Happy Canada Day! This particular time, as in today through the Fourth is always a reflective time for me. I immigrated up seventeen years ago. Man, where did the time go? I love it up here, but also love where I came from. But instead of getting all mushy about the awesomeness of people and countries and landscapes, this will be the first of a handful of stories sharing my escapades crossing our beautiful shared border. Some are funny, some more serious, but all pay homage to the border guards keeping us all safe. Thank you for your service!
My first time crossing the border was eighteen years ago. I was coming up for an archaeology field school in Manitoba. One of my geography profs at the University of Wisconsin - Eau Claire asked what I was doing for the summer. Actually, I had been eying up a geology field school in Colorado but he vigorously shook his head. “No, no, no. You want to go to Canada.”
“I do?”
“Yes, for an archaeology field school. Six weeks living in a tent, digging and drinking beer with Canadians.”
That sounds about right for a twenty year old who likes travel, the outdoors, history and apparently beer, and looking for something cool to do that summer.
A couple weeks before I was scheduled to leave my prof asked if I minded if another of his students caught a ride with me. Sounded like splitting gas money. Back then I am sheepish to admit the shared expense was a bigger plus than the obvious environmental considerations of carpooling across several states and up into another country. I pay more attention to that sort of thing now. But I digress.
The other student was a forty-five year old ex-biker with long straggly hair and tattoos. I didn’t think much of the what or why of his appearance, but I’ll admit I took inventory of the situation.
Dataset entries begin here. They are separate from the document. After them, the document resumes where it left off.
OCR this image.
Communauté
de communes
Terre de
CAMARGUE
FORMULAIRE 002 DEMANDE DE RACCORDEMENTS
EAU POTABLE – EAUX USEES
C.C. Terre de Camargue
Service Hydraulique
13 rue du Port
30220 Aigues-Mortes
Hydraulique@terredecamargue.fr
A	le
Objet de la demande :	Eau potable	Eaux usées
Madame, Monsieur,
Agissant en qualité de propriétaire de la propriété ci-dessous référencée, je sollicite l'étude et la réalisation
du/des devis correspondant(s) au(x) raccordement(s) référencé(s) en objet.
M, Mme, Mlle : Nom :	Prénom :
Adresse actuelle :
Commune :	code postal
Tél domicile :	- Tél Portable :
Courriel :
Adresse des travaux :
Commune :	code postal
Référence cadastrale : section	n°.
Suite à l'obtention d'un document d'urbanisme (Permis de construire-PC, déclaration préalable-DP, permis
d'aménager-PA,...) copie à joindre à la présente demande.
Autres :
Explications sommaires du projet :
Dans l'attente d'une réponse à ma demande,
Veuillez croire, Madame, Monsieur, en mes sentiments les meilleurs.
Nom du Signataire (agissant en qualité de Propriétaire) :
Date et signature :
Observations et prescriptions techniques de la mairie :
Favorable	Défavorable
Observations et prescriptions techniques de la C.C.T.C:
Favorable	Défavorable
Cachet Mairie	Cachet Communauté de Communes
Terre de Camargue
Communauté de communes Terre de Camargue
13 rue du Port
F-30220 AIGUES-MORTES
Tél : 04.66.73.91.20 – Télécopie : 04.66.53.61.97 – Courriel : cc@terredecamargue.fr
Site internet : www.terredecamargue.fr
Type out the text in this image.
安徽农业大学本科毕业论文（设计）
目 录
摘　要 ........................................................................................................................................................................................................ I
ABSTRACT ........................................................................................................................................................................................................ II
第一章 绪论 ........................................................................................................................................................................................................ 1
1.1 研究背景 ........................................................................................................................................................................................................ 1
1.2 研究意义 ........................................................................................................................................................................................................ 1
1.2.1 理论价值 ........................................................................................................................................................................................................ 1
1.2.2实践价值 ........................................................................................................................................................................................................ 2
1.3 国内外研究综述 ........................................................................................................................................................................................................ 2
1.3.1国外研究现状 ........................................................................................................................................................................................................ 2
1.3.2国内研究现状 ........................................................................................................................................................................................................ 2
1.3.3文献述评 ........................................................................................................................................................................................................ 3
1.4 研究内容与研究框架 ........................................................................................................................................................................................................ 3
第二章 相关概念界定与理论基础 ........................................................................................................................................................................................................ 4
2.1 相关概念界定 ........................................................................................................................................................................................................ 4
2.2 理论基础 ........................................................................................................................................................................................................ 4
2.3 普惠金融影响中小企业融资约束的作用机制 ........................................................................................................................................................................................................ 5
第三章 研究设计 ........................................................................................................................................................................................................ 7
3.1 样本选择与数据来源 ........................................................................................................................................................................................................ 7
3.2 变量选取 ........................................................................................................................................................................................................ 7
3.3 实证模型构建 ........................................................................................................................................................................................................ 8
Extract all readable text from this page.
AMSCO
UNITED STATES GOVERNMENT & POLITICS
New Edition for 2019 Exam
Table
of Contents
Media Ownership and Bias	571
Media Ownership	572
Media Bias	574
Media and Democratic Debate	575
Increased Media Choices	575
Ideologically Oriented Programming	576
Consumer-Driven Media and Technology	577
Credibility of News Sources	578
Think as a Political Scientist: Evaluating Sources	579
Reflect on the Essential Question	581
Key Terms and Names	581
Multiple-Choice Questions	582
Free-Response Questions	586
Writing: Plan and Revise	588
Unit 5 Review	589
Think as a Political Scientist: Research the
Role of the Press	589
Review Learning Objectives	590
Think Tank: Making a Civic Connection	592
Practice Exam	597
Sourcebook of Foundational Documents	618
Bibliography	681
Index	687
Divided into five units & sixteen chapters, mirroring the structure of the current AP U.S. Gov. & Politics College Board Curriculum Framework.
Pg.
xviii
My spidy sense wasn’t freaking out and my prof obviously gave him the thumbs up as a safe traveling companion. Canadian Border Security did not.
Neither one of us had traveled to Manitoba before and we didn’t have the handy maps apps of today, let alone smart phones, that conveniently provide ETAs. We rolled into a 24-hour border crossing around 11pm and that’s when we were taken to separate rooms. I don’t know what his room looked like, mine just looked like a typical office with a big ‘ol desk and a nice border guard asking me repeatedly if I was there on my own accord, that I hadn’t been coerced, that I was okay. Safe. I showed him my paperwork from Brandon University, beaming at the upcoming adventure of learning how to do field archaeology. I didn’t clue in right away to what he was afraid was happening.
Maybe now’s a good time to mention that when I was twenty years old I looked twelve and probably looked just as naive. It was late at night, I was crossing the border, and with a man that looked significantly older than me and like he had lived at least part of his life on a rather rough side.
We were there for a few hours and kept apart. That was fine, I hadn’t ever crossed the Canadian border, for all I knew this was standard procedure. When we were allowed in and driving away my fellow student asked with snap, “Why didn’t they check you through interpol, too?”
“Because I look twelve and he thought you kidnapped me or worse.”
“Oh. Still isn’t fair.”
“No. He was trying to keep me safe.”
My travel companion was irate at being assumed super naughty, but seemed somewhat mollified when I explained the questions they had asked me.
I don’t know what it is like to be routinely grilled by those in law enforcement positions, but I also am grateful for those border guards. They were just trying to keep a young woman safe. And the experience gave my fellow “mature student” plenty to laugh about later as he shared it around the campfire during that field school.
This summer, may your border crossings be safe, prompt and lead to incredible adventures. Happy traveling!